对雨辰一见面不问其他,只问他的身体,谢明光也微微有些感动。他被雨辰拉着坐下,娓娓地就把这四个多月的经历说了出来。
他当年在洛克菲勒,本来就是相当出名的勘探工程师。回美国之后,他又拉美国西部一些知名人士,集股成立了一个小石油公司。当然股金绝大部分都是雨辰掏出来的,那些知名人士不过聊备一格,占些干股罢了。
在没引起什么人注意的情况下,他在墨西哥收购了远离坎佩切州当时的产油中心赛罗阿则尔县的石油勘探权。经过不长时间的勘察,真的发现那里有个开采相当容易,储量极其丰富的大油田!据初步估计,两年之后正式出油时,日产石油可以达到10万桶以上,是一个年产油达到快1亿美元的巨大金矿!

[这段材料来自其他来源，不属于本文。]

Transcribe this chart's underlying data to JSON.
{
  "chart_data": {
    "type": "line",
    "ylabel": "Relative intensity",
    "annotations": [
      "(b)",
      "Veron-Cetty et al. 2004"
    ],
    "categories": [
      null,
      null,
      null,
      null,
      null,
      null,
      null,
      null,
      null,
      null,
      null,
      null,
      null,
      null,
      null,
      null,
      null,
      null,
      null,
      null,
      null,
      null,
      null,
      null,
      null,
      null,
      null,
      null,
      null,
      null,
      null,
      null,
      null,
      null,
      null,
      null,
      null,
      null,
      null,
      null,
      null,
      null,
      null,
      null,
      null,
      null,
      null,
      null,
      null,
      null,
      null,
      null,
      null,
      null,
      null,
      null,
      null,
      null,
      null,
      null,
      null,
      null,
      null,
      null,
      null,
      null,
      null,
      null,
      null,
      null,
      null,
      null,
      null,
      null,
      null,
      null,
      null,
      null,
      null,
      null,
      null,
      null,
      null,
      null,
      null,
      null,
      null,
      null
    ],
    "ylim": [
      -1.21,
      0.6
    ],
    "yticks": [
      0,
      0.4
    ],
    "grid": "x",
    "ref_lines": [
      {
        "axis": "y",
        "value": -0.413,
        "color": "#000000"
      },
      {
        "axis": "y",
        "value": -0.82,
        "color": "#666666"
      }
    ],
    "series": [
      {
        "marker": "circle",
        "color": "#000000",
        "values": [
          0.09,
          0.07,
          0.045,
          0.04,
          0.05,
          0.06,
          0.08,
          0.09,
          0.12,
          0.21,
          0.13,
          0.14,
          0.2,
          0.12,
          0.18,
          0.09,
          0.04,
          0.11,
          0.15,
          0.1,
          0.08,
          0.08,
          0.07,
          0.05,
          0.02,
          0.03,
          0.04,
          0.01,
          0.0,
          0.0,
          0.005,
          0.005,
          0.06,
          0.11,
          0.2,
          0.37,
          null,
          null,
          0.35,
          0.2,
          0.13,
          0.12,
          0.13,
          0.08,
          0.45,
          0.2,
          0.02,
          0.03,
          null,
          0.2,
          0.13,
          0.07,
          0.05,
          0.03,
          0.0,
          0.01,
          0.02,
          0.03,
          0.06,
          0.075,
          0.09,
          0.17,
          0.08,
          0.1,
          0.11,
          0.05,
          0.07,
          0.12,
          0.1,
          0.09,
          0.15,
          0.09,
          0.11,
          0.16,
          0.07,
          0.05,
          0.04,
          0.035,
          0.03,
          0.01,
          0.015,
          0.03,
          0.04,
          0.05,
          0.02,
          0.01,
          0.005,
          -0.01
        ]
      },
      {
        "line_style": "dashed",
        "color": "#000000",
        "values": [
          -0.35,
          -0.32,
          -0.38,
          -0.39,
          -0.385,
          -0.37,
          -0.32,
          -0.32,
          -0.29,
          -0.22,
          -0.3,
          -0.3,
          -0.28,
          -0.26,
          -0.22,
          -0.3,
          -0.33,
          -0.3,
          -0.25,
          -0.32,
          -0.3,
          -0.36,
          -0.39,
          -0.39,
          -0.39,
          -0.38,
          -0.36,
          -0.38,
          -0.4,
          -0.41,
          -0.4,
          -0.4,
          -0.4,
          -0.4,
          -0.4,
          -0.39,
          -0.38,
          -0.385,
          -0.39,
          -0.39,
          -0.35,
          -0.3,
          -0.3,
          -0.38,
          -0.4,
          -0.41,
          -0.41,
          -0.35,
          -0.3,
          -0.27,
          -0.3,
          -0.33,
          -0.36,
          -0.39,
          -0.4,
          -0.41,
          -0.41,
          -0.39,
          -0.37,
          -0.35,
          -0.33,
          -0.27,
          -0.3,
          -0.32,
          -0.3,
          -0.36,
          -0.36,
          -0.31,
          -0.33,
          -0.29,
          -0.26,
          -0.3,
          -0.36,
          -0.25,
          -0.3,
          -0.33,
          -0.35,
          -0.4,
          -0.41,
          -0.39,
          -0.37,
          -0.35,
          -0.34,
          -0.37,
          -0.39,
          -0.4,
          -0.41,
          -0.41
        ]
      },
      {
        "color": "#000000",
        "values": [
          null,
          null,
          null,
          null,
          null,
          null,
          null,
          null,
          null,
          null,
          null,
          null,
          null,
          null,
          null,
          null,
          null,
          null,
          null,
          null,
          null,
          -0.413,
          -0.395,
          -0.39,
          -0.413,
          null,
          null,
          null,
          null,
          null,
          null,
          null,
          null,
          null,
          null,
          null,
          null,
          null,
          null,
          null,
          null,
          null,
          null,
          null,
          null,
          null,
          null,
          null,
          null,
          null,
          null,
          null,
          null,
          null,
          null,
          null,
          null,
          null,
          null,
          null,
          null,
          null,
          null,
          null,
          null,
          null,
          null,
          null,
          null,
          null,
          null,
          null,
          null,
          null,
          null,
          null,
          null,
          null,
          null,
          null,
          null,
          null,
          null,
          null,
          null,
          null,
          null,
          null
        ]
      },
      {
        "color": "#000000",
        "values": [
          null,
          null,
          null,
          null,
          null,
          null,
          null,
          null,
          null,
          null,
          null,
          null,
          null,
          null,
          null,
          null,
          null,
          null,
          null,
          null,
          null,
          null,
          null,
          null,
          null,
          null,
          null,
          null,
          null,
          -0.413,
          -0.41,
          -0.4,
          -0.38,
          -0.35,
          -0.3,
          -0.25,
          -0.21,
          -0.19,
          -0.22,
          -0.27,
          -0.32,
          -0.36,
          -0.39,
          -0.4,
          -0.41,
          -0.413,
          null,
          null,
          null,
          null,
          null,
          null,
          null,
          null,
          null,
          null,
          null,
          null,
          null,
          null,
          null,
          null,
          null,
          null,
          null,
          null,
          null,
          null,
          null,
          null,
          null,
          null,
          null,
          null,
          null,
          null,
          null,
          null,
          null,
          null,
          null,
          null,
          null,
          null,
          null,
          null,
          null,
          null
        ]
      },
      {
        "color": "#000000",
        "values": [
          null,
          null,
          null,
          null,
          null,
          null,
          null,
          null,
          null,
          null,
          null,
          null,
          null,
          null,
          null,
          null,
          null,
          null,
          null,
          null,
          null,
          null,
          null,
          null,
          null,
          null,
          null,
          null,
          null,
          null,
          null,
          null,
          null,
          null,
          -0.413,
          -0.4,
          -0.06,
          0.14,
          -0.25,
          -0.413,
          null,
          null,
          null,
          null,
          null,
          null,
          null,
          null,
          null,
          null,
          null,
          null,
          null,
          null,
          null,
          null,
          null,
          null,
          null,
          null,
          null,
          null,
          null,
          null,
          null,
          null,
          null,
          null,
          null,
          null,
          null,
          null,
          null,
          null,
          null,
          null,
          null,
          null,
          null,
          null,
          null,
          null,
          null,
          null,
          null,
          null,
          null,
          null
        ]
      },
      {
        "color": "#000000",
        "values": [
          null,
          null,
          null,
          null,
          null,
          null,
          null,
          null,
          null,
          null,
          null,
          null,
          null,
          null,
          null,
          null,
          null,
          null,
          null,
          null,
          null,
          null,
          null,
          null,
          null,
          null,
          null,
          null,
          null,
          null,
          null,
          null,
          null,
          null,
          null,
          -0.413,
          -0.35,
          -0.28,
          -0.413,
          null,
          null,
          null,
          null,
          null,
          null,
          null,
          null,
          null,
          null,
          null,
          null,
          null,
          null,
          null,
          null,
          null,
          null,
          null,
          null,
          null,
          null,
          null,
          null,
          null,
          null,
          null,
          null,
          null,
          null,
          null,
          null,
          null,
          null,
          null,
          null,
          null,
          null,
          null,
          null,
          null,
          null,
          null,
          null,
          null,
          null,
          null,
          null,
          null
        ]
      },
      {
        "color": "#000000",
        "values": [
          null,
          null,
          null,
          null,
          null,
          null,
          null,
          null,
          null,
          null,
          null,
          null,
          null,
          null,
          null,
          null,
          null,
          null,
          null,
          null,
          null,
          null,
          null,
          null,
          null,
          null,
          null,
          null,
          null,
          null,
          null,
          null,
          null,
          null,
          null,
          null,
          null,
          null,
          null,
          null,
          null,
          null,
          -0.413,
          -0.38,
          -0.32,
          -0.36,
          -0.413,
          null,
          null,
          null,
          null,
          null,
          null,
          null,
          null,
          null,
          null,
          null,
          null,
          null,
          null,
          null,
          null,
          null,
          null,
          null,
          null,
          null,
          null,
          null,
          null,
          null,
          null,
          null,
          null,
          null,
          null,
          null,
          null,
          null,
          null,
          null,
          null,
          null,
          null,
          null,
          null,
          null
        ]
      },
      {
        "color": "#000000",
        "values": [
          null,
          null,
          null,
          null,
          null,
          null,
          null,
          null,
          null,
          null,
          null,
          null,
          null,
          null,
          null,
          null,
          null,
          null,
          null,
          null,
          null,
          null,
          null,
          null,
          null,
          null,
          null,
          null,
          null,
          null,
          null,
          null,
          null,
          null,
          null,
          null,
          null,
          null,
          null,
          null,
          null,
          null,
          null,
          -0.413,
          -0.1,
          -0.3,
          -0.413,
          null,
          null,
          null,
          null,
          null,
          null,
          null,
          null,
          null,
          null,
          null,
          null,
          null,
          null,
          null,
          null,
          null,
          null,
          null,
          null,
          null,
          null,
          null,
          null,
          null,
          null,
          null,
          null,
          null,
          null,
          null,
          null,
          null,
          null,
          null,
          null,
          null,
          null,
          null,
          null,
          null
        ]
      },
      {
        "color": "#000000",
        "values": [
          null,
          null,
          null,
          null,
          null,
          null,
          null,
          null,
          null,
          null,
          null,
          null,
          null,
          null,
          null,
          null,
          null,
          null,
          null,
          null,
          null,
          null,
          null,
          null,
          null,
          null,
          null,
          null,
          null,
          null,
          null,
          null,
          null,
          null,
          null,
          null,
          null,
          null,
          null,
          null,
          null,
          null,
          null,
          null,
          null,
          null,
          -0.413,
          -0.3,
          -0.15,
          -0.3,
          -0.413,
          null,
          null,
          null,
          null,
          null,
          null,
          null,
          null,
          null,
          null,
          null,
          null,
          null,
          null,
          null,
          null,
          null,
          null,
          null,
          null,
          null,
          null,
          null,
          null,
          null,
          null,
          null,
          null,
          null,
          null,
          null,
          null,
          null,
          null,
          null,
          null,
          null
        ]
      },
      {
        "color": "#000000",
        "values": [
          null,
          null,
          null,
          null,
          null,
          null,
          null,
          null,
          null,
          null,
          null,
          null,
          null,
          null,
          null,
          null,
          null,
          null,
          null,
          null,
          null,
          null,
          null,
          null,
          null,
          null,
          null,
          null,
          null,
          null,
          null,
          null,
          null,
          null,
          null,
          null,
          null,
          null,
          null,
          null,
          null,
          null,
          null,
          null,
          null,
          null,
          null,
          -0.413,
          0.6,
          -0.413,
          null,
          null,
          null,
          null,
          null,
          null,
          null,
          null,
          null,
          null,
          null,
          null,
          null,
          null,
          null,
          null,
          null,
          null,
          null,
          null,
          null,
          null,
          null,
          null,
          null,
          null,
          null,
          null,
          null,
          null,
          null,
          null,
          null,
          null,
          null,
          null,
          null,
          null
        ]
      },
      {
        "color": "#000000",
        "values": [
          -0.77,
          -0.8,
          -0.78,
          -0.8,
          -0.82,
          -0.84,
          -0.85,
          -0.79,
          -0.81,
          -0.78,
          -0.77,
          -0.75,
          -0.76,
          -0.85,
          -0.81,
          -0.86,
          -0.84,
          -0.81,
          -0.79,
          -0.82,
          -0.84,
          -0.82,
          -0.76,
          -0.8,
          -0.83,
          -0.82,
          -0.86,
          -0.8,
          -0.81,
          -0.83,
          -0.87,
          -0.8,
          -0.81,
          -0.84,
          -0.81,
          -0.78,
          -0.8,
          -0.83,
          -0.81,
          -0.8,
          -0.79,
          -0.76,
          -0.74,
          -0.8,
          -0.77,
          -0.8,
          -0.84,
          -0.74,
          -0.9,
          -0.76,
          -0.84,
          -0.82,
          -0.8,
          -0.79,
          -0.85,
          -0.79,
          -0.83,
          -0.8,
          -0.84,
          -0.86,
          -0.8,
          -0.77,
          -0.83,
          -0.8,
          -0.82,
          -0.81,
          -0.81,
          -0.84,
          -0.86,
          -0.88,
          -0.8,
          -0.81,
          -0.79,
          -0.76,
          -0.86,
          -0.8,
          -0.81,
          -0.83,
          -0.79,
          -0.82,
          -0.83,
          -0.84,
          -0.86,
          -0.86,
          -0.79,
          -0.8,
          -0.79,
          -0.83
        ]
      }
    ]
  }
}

风声传出后,当时的石油巨头们就都找上门来了。对他们这个小小的石油公司,很是采用了一些手段。谢明光他们也颇经历了一些危险,同去的四个军官当中两个都为了保护他,牺牲在墨西哥了。其中的波折也不用详述,总之在美国初期石油发展史上那些黑暗面的东西,几乎在谢明光身上全部遭遇了一遍。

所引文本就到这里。